We will miss Rosita dearly.

We are saddened to share that the tough, but compassionate decision was made to euthanize our longtime Barnyard resident Rosita the alpaca after her quality of life recently took a significant downturn.

At 19 years old, Rosita was well within the median life expectancy for her species and had lived at the Zoo since 2009. She lived with several incurable conditions with limited treatments, including kidney disease and arthritis. Rosita also experienced dental issues, which we cared for by performing dental trimmings and changing how her food was presented (such as chopping her hay more finely).

Kidney disease is difficult to treat in alpacas, according to Dr. Trevor Zachariah, one of the Zoo’s veterinarians. “Their diets are already low in protein and their digestive systems are hard to manipulate with diets,” said Dr. Zachariah. “Also, because of their digestive systems, medications are not absorbed in the same way a cat or dog would.” For the past two years, our animal care team had been treating Rosita’s arthritis with medication and nutritional supplements. All animal residents at our Zoo who are geriatric or experiencing health issues are given regular quality of life assessments. An animal care team looks at objective measures like the resident’s hygiene, mobility, appetite and more, to prevent future suffering.

Once Rosita began showing signs of discomfort and a dramatic behavior change, our animal care team made the difficult decision to humanely euthanize her.

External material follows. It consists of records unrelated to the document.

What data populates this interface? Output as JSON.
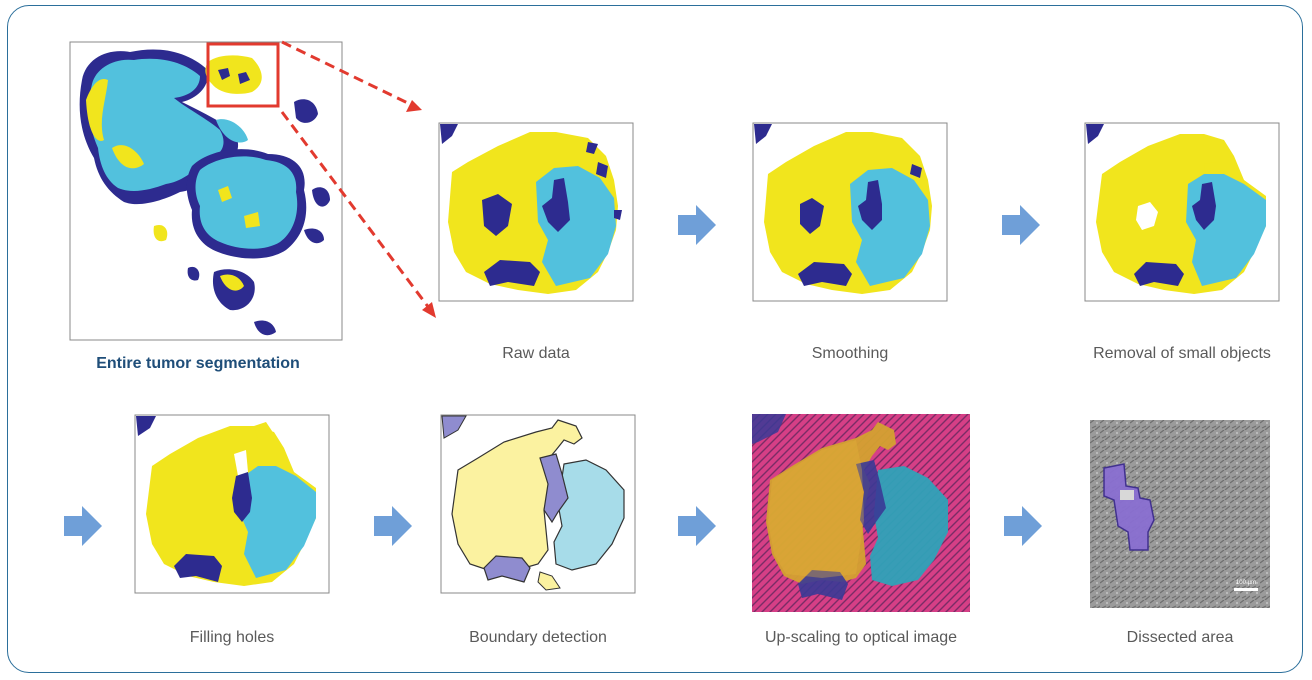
{
  "colors": {
    "frame": "#2b6f9b",
    "yellow": "#f1e51d",
    "cyan": "#52c1dd",
    "navy": "#2d2b8f",
    "arrow": "#6f9fd8",
    "dashed": "#e23a2f"
  },
  "captions": {
    "entire": "Entire tumor segmentation",
    "raw": "Raw data",
    "smoothing": "Smoothing",
    "removal": "Removal of small objects",
    "filling": "Filling holes",
    "boundary": "Boundary detection",
    "upscaling": "Up-scaling to optical image",
    "dissected": "Dissected area"
  },
  "scale_bar_label": "100 µm"
}
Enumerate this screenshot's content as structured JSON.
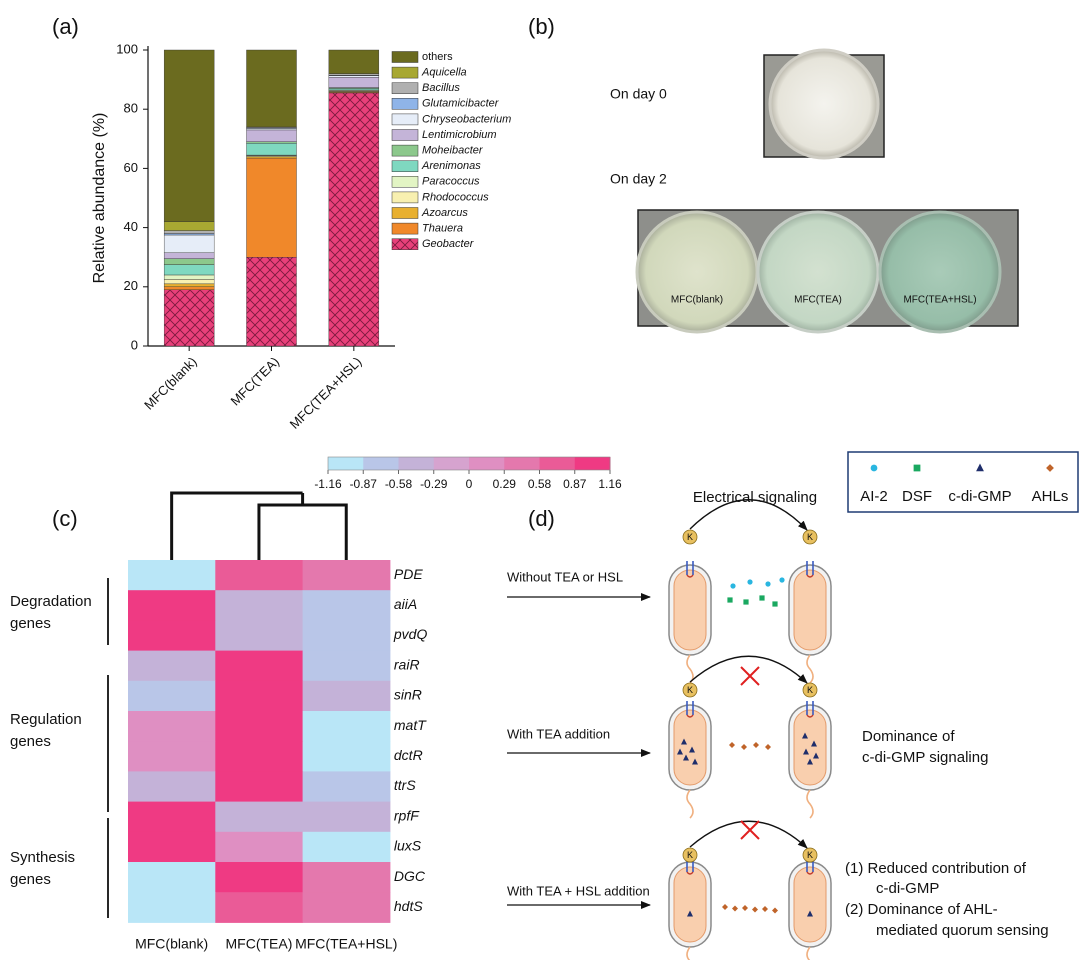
{
  "chart_data": [
    {
      "type": "bar",
      "stacked": true,
      "panel_label": "(a)",
      "ylabel": "Relative abundance (%)",
      "categories": [
        "MFC(blank)",
        "MFC(TEA)",
        "MFC(TEA+HSL)"
      ],
      "ylim": [
        0,
        100
      ],
      "yticks": [
        0,
        20,
        40,
        60,
        80,
        100
      ],
      "series": [
        {
          "name": "Geobacter",
          "color": "#e8407a",
          "hatch": true,
          "italic": true,
          "values": [
            19,
            30,
            85.5
          ]
        },
        {
          "name": "Thauera",
          "color": "#f0882a",
          "italic": true,
          "values": [
            1,
            33.5,
            0.3
          ]
        },
        {
          "name": "Azoarcus",
          "color": "#e8b030",
          "italic": true,
          "values": [
            1,
            0.5,
            0.2
          ]
        },
        {
          "name": "Rhodococcus",
          "color": "#f8f0b0",
          "italic": true,
          "values": [
            1.5,
            0.3,
            0.2
          ]
        },
        {
          "name": "Paracoccus",
          "color": "#e2f4c4",
          "italic": true,
          "values": [
            1.5,
            0.2,
            0.3
          ]
        },
        {
          "name": "Arenimonas",
          "color": "#7fd8c0",
          "italic": true,
          "values": [
            3.5,
            4,
            0.5
          ]
        },
        {
          "name": "Moheibacter",
          "color": "#8cc88c",
          "italic": true,
          "values": [
            2,
            0.5,
            0.3
          ]
        },
        {
          "name": "Lentimicrobium",
          "color": "#c4b4d8",
          "italic": true,
          "values": [
            2,
            4,
            3.5
          ]
        },
        {
          "name": "Chryseobacterium",
          "color": "#e6edf8",
          "italic": true,
          "values": [
            6,
            0.5,
            0.5
          ]
        },
        {
          "name": "Glutamicibacter",
          "color": "#8fb4e8",
          "italic": true,
          "values": [
            0.5,
            0.2,
            0.2
          ]
        },
        {
          "name": "Bacillus",
          "color": "#b0b0b0",
          "italic": true,
          "values": [
            1,
            0.3,
            0.5
          ]
        },
        {
          "name": "Aquicella",
          "color": "#a8a832",
          "italic": true,
          "values": [
            3,
            0,
            0
          ]
        },
        {
          "name": "others",
          "color": "#6b6b1f",
          "values": [
            58,
            26,
            8
          ]
        }
      ]
    },
    {
      "type": "heatmap",
      "panel_label": "(c)",
      "columns": [
        "MFC(blank)",
        "MFC(TEA)",
        "MFC(TEA+HSL)"
      ],
      "rows": [
        "PDE",
        "aiiA",
        "pvdQ",
        "raiR",
        "sinR",
        "matT",
        "dctR",
        "ttrS",
        "rpfF",
        "luxS",
        "DGC",
        "hdtS"
      ],
      "values": [
        [
          -1.0,
          0.7,
          0.45
        ],
        [
          1.0,
          -0.45,
          -0.7
        ],
        [
          1.0,
          -0.45,
          -0.7
        ],
        [
          -0.45,
          1.0,
          -0.7
        ],
        [
          -0.7,
          1.0,
          -0.45
        ],
        [
          0.15,
          1.0,
          -1.0
        ],
        [
          0.15,
          1.0,
          -1.0
        ],
        [
          -0.45,
          1.0,
          -0.7
        ],
        [
          1.0,
          -0.45,
          -0.45
        ],
        [
          1.0,
          0.15,
          -1.0
        ],
        [
          -1.0,
          1.0,
          0.45
        ],
        [
          -1.0,
          0.7,
          0.45
        ]
      ],
      "colorbar": {
        "ticks": [
          -1.16,
          -0.87,
          -0.58,
          -0.29,
          0,
          0.29,
          0.58,
          0.87,
          1.16
        ],
        "colors": [
          "#b9e6f7",
          "#b9c6e8",
          "#c4b2d8",
          "#d6a3cf",
          "#df8fc2",
          "#e478ad",
          "#ea5b97",
          "#ef3a83"
        ]
      },
      "groups": [
        {
          "label_lines": [
            "Degradation",
            "genes"
          ]
        },
        {
          "label_lines": [
            "Regulation",
            "genes"
          ]
        },
        {
          "label_lines": [
            "Synthesis",
            "genes"
          ]
        }
      ]
    }
  ],
  "photo_panel": {
    "panel_label": "(b)",
    "day0_label": "On day 0",
    "day2_label": "On day 2",
    "dish_labels": [
      "MFC(blank)",
      "MFC(TEA)",
      "MFC(TEA+HSL)"
    ]
  },
  "diagram_panel": {
    "panel_label": "(d)",
    "legend": [
      {
        "name": "AI-2",
        "color": "#29b6e0"
      },
      {
        "name": "DSF",
        "color": "#1aa860"
      },
      {
        "name": "c-di-GMP",
        "color": "#1f2e6b"
      },
      {
        "name": "AHLs",
        "color": "#c0642a"
      }
    ],
    "electrical_label": "Electrical signaling",
    "ion_label": "K",
    "conditions": [
      {
        "label": "Without TEA or HSL"
      },
      {
        "label": "With TEA addition",
        "note_lines": [
          "Dominance of",
          "c-di-GMP signaling"
        ]
      },
      {
        "label": "With TEA + HSL addition",
        "note_lines": [
          "(1) Reduced contribution of",
          "c-di-GMP",
          "(2) Dominance of AHL-",
          "mediated quorum sensing"
        ]
      }
    ]
  }
}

Rosita was a hit with guests, volunteers and staff as soon as she joined our Zoo in 2009. The sweet alpaca would walk up quietly right next to you to ask for neck scratches, said Animal Ambassador keeper Erin Corry.

Over the years, Rosita, or Rosie as her keepers often called her, shared her Barnyard home with a number of animals, including tortoises, chickens, armadillos and goats. When our newest goat foursome arrived at the Zoo, Rosita walked up to them with no hesitation, Erin said – a good indication she would have no problem keeping the young ones in line if needed.

“Guests would sometimes be nervous that she might spit at them, but she never did – she reserved that for the goats when they got too close to her personal space!” Erin said.

Rosita the alpaca

Another fond memory for guests, staff and volunteers alike: sprinkler time in the Barnyard. Rosita loved the sprinkler, said Animal Ambassador keeper Bryan Rodriguez. “She enjoyed walking through the water and would stand over the hose to keep cool.”

Animal Ambassador keeper Em Waitt described Rosita as a “gentle soul” who loved joining in on Barnyard birthday celebrations – even if they weren’t her own.

“If she saw veggies – she was ready,” Em said.

New Animal Ambassador keepers knew they were accepted once Rosita came over for some attention. She’d demand full body rubs from her favorites!

“She was a special girl, and she will be greatly missed,” Em said.

It’s always hard to say goodbye to an animal resident. We ask that you please keep our Barnyard volunteers and Animal Ambassador keepers in your thoughts at this time.